Financial Wellness

Transferring Wealth

It's Just Not Something We Talk About

We've done the best we can to teach our children well — from table etiquette to values to the importance of family and community. Yet one area that we may not have mastered is preparing them as beneficiaries, or as recipients of a vast intergenerational wealth transfer.

The United States is on the cusp of the largest wealth transfer in the country's history: about $40 trillion will be handed down to the next generation by 2050. The oldest baby boomers are turning 75 in 2021 giving the Generation X population, the 66 million Americans born between 1965 and 1980, a huge responsibility to manage. And, these heirs may not have the relationships in place to manage this asset transfer.

It's a Delicate Subject

Most parents avoid discussing inheritance plans with their children. In fact, nearly half (46%) of benefactors had not done so in a UBS Wealth Management survey of more than 2,800 high-net-worth investors.

Why? Twenty-seven percent said they don't want their children to feel entitled to wealth. Thirty-two percent said they don't want their offspring to count on an inheritance.

These are valid concerns — ones that come standard when we discuss finances and estate planning. However, these concerns should serve as opportunities.

The authors of Executors, Trustees & Beneficiaries, Vic Preisser and Vanessa Terzian, make the point that while parents may devote hundreds of legal and accounting hours preparing their assets for transfer, they seldom spend the same amount of time preparing their heirs to receive and manage those same assets — the solid foundation for becoming good beneficiaries.

How to prepare your beneficiaries

Part of your responsibility is to progressively prepare your beneficiaries to assume their inheritance. Key success factors include education, communication and credibility.


Experts believe that many families spend a lot of time earning and accumulating wealth, but not enough time preparing their kids for how to manage it later in life.

Supplying financial literacy tools is an effective way to work with the next generation. Most financial and investment institutions offer basic to advanced sessions — from discussing college finances to mortgages to estates and wills.

Including heirs on financial decisions is also useful — from saving to spending to donating. Conversations should focus on why each action is taken, and its pros and cons.


Traditionally, the emphasis on wealth transfer has been placed on the asset when just as much attention should be placed on establishing, maintaining, and communicating family financial values.

Wealth advisors encourage clients to discuss inheritance plans with their spouses and children — especially adult children. With age comes the risk for diminished cognitive capacity. It is important to share your plans, expectations and knowledge. Family meetings allow heirs to learn about your expectations.

Don't make the assumption that everyone knows how you want things to be handled. Work together to prepare a full and complete financial plan for the future should you be out of the picture.
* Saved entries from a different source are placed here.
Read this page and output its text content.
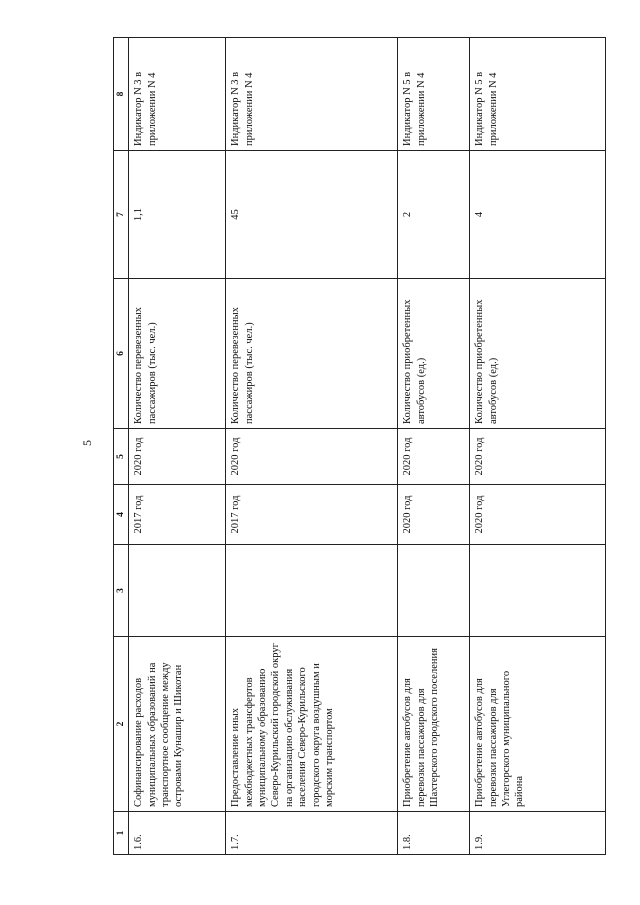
5
1	2	3	4	5	6	7	8
1.6.	Софинансирование расходов муниципальных образований на транспортное сообщение между островами Кунашир и Шикотан		2017 год	2020 год	Количество перевезенных пассажиров (тыс. чел.)	1,1	Индикатор N 3 в приложении N 4
1.7.	Предоставление иных межбюджетных трансфертов муниципальному образованию Северо-Курильский городской округ на организацию обслуживания населения Северо-Курильского городского округа воздушным и морским транспортом		2017 год	2020 год	Количество перевезенных пассажиров (тыс. чел.)	45	Индикатор N 3 в приложении N 4
1.8.	Приобретение автобусов для перевозки пассажиров для Шахтерского городского поселения		2020 год	2020 год	Количество приобретенных автобусов (ед.)	2	Индикатор N 5 в приложении N 4
1.9.	Приобретение автобусов для перевозки пассажиров для Углегорского муниципального района		2020 год	2020 год	Количество приобретенных автобусов (ед.)	4	Индикатор N 5 в приложении N 4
Emphasize how and where attention should be placed.


Credibility must be passed on from generation to generation in the form of introductions.

We must allow our trusted relationships to expand and include our heirs. Introduce your children to those you trust and those institutions you have a relationship with.

Time and time again, we see heirs close accounts and request a check without knowing what to do with the money or where to deposit funds. It is especially disheartening to see beneficiaries close existing accounts not realizing they are eligible to retain or open new accounts with CEFCU.

Beneficiaries become frustrated because they don't have an existing relationship with CEFCU and do not have instructions on what to do. For many, they lack the relationship and experience. Simply, they haven't been given proper instructions or introductions to maintain a beneficial relationship with long-time trusted financial institutions.

It's no secret that Generation Xers transact business differently than Baby Boomers. They prefer to establish or challenge a relationship over email. They often invest in a brick-and-mortar-less organization via the web. They can easily sign off on a sizeable amount of funds without considerations to your preference simply because they don't know any better.

Share Your Relationship with Us

In turn, we as your trusted financial institution have a responsibility in this relationship, too. Be it as a joint account member or in many cases a power of attorney or beneficiary, we must provide the right educational portals, services and technology during necessary times to establish key relationships.

So far, we've done well. We have Financial Wellness, our online library of articles customized to educate our members. We have online technology to access accounts, open and fund a new account, apply for a consumer or real estate loan, move your funds to and from another financial institution, and deposit a check from your smartphone — all the services that have become expected these days.

And, of course, CEFCU has a rock solid reputation, undisputed security and stability, and provides a trusted relationship — one that you should share with your loved ones. We are here to help during difficult times or special circumstances. When confronted with these situations, you and your heirs will discover just how valuable this personal advantage is for your financial future.

Preisser, Vic, and Vanessa Terzian, Executors, Trustees & Beneficiaries. Pasadena: Institute for Preparing Heirs®, 2016.